Jul 182021
 

This is a procedure to replace one working drive in a fully functional mirror vdev; if you are replacing a failed disk there is no advantages in following this procedure. Although if you have a somewhat functional disk it may be worth trying.

So why not simply yank out the working disk you want to replace? Well, you can of course and that would work but there is nothing Murphy likes more than a mirrored vdev temporarily down to a single disk – resilvering onto a new disk guarantees a higher chance of failure of the previously working disk (I have actually seen this happening).

So I’m going to describe how to make a three-way mirror with three disks and then detach the disk you wanted to replace.

To do this there are some prerequisites :-

  1. You will need space to install an additional disk into your system; perhaps temporarily in an “unsuitable” location.
  2. You will need a spare SATA controller port to plug the new disk into. If necessary with an additional PCIe SATA controller (which sounds expensive but safety is worth the cost).
  3. You will need a SATA data cable and a SATA power cable.

The first step is to make very careful note of what devices you are going to “swap over” – ideally using their WWNs. If you don’t use WWNs, sorting out which disk is which is going to be a bit trickier.

The second step is to practice the steps involved using a ‘fake’ storage pool backed up by tiny disk files :-

# cd /pool1/temp
# for w in one two three
do
  dd if=/dev/zero of=test-disk-${w}.img bs=1M count=1000
done
# zpool create test mirror /pool1/temp/test-disk-one.img /pool1/temp/test-disk-two.img
# zpool attach test /pool1/temp/test-disk-one.img /pool/temp/test-disk-three.img
# zpool detach test /pool1/temp/test-disk-one.img

That’s pretty much it in a nutshell.

The real process is a bit more disturbing of course and most of the work is physical.

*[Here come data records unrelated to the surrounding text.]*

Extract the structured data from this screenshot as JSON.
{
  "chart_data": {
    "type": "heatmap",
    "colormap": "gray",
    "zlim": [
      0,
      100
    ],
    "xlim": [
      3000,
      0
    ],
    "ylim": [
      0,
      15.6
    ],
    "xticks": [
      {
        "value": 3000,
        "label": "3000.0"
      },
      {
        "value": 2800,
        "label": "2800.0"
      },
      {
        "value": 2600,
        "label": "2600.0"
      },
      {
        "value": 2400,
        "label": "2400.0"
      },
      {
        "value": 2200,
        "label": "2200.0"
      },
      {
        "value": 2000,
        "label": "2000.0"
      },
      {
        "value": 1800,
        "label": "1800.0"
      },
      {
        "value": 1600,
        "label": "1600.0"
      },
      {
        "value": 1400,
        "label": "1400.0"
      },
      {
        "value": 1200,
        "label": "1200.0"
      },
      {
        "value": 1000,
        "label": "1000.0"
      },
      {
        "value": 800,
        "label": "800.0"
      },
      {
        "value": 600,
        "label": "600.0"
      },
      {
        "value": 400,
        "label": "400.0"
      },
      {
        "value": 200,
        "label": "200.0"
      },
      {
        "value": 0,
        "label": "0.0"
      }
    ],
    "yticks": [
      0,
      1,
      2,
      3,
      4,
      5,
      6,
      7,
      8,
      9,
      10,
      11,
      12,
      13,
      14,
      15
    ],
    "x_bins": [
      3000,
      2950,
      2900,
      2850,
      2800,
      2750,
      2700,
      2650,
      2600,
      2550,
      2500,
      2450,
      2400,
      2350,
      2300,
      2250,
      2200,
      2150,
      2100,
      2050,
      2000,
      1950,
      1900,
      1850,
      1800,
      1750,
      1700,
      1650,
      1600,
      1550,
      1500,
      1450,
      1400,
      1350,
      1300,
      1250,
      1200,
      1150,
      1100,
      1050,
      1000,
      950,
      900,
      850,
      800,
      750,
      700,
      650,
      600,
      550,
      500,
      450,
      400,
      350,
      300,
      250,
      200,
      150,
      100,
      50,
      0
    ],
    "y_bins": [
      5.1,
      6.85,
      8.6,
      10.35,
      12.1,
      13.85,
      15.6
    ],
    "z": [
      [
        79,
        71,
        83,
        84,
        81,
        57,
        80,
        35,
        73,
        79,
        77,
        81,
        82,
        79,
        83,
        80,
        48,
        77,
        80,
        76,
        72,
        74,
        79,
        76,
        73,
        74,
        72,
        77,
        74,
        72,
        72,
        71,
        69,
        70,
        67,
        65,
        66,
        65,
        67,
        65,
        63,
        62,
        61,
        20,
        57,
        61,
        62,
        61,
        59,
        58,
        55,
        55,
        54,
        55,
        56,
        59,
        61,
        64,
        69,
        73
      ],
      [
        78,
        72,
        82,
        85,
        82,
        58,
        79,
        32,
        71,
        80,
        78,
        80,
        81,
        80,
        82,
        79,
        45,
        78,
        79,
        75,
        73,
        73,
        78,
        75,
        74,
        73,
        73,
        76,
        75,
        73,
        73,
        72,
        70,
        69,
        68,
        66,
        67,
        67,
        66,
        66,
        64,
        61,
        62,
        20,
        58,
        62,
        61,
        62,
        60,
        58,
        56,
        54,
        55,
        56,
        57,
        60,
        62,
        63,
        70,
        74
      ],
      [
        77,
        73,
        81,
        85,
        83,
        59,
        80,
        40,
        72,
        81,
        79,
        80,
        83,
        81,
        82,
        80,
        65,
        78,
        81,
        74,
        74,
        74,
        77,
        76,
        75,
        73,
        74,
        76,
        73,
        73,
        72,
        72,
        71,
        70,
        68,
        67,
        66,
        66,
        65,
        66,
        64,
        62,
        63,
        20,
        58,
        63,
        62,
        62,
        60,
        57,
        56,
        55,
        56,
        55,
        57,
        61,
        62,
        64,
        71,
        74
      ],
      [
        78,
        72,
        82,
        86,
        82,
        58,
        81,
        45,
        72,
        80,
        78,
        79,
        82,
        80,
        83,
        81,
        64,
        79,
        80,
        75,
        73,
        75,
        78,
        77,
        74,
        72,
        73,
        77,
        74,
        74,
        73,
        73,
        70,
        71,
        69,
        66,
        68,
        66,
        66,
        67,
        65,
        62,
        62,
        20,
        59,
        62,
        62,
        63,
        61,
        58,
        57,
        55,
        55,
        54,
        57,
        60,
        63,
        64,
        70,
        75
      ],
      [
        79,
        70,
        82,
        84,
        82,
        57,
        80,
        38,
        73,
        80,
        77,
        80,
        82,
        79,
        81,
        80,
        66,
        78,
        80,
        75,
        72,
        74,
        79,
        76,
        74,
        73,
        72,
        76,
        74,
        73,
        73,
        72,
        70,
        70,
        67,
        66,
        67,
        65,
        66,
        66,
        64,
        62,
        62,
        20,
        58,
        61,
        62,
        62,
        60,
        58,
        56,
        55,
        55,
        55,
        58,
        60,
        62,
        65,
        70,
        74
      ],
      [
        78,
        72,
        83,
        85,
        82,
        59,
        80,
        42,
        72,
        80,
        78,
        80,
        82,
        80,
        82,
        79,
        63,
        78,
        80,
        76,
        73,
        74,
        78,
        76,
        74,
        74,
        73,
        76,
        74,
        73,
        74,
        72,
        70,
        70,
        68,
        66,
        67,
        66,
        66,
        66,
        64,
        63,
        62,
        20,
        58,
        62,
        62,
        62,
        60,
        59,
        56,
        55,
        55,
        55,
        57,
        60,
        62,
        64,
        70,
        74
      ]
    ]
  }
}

The first difference from practice is that when you attach the new disk to one or other of the existing devices within the mirror, you will have to wait until the resilvering process is complete.

Whilst you will receive an estimate for that if you run zpool status, the estimate that you get :-

  scan: resilver in progress since Sun Jul 18 08:20:54 2021
	8.25T scanned at 1.09G/s, 7.28T issued at 981M/s, 8.25T total
	995G resilvered, 88.23% done, 0 days 00:17:16 to go

(Only showing the relevant part as the full output from my system is confusing and deceptive)

Is wildly inaccurate – partially because the resilvering process takes second place to any ordinary file system activity. My own estimate (1 hour per Tbyte) is probably also wildly inaccurate; basically it is done when it is done.

Detaching the old device is fast – you won’t need to sit down to wait for it.